Two years after Franco’s death, in 1975, she narrowly survived a dark episode in Spain’s transition to democracy, leaving her law office just before armed far-right militants stormed in, killing five people.

Six months ago, Ms. Carmena launched her re-election campaign with a new political slogan, “More Madrid,” set up alongside Íñigo Errejón, a former leader of Podemos, Spain’s far-left party. Mr. Errejón was one of the architects of Podemos’s election breakthrough in 2015, but he eventually broke ranks and resigned his seat in Parliament after an unsuccessful bid to lead the party.

Having promised to serve only one term, she caught flak for her re-election bid, with some saying she was acting like a monarch. But she said she wanted to finish some building projects and also felt pressure from “much younger” colleagues to continue in the job.

“Four years is not a lot of time to complete public works and overhaul a city management structure that the Popular Party took 25 years to put in place,” she said.

Ms. Carmena also wants to pursue her campaign against climate change, which led her last year to ban polluting vehicles from entering central Madrid. During a recent meeting with foreign correspondents, she heard from a German journalist who complained at length about the complications that new traffic rules had created in her neighborhood.

“Please use the bus,” Ms. Carmena responded, with a big smile.

Still, Ms. Carmena has defied predictions that she would destroy the economy by placing onerous restrictions on private businesses and investment.

“There was this fear that we would paralyze the city and corporate activity, but I don’t have a negative view on private investment, as long as it is tightly controlled,” she said.

For instance, her administration briefly suspended a construction license for a luxury downtown complex, known as Canalejas, which will include private apartments, a five-star hotel and a shopping mall. But the Canalejas complex is now set to open before year’s end, after the promoters slightly altered their construction plans, agreeing, for example, to reduce the height of the buildings.

This year, when Ms. Carmena’s administration finally approved a huge and long-frozen real estate project around Madrid’s Chamartín train station, she received a deluge of criticism from politicians on the far left, including calls for her to resign.

One of them, Montserrat Galcerán, wrote a letter to Ms. Carmena on Twitter to say that “those who bow to the speculative interests of the banks and the big property companies cannot govern Madrid.”

Ms. Carmena has also struggled at times to implement her projects and keep her administration under control, forced even to take charge of Madrid’s cultural agenda after firing her scandal-prone culture official.
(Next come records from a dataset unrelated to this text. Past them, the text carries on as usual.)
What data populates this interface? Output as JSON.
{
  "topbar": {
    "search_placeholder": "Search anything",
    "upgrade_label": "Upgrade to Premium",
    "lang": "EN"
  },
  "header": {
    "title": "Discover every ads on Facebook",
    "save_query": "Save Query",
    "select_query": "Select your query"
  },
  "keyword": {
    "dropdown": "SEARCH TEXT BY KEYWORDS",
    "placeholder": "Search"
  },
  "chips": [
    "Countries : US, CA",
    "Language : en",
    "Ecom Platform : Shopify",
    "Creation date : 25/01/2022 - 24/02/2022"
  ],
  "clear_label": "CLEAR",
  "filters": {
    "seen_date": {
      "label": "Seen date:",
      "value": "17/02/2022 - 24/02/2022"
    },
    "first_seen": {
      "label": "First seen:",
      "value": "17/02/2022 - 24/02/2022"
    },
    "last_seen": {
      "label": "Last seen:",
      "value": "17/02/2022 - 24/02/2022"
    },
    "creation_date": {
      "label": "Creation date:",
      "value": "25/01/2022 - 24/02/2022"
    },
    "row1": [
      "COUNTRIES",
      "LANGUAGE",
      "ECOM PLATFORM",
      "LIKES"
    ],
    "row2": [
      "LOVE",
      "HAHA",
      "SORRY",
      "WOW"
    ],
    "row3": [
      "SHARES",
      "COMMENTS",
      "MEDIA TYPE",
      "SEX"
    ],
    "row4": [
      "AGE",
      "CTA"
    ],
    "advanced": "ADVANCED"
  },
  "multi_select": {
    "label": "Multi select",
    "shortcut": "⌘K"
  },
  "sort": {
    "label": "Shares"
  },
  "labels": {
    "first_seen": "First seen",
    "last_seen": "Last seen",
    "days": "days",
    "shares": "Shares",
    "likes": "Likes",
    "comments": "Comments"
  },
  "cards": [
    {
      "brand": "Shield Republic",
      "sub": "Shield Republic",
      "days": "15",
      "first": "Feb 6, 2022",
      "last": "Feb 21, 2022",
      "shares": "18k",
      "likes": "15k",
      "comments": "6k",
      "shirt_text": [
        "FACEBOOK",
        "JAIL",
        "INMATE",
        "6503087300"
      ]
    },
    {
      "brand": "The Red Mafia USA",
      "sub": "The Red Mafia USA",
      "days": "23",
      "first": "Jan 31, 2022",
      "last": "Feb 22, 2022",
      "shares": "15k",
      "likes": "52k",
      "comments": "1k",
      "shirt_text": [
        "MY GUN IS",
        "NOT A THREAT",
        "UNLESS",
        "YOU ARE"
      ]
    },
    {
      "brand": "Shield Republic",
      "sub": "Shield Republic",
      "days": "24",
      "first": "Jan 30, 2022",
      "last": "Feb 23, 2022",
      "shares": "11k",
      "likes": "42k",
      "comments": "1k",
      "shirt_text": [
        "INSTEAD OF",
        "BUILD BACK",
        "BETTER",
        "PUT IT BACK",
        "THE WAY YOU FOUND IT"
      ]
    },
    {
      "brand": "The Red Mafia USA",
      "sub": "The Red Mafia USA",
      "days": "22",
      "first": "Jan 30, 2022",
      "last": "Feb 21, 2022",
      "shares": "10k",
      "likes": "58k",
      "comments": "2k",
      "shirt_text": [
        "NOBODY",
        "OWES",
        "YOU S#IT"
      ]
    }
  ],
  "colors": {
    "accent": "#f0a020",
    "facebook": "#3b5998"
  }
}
“A good city management doesn’t just depend on having a good leader but also getting surrounded by a great and coherent team, and that’s where Carmena has probably fallen short,” said Juan Barranco, a former Socialist mayor of Madrid.

Whatever Sunday’s election outcome — Ms. Carmena faces several candidates — she is already thinking about her life after leaving city hall. She says she hopes to launch an association that helps Spanish grandparents become mentors for children who are refugees. It would be a suitable challenge for a mayor who is frequently called “the grandmother,” a nickname that she carries with pride.

“It’s an objective fact: I am a grandmother. But I also know that many people use the term pejoratively because our society does not expect older people to be protagonists, when in fact age can bring not only maturity but also a spirit of tolerance and understanding,” she said. “In Spain, there was always some possibility for older men to hold positions of responsibility, but not for women — so this is something new, important and positive.”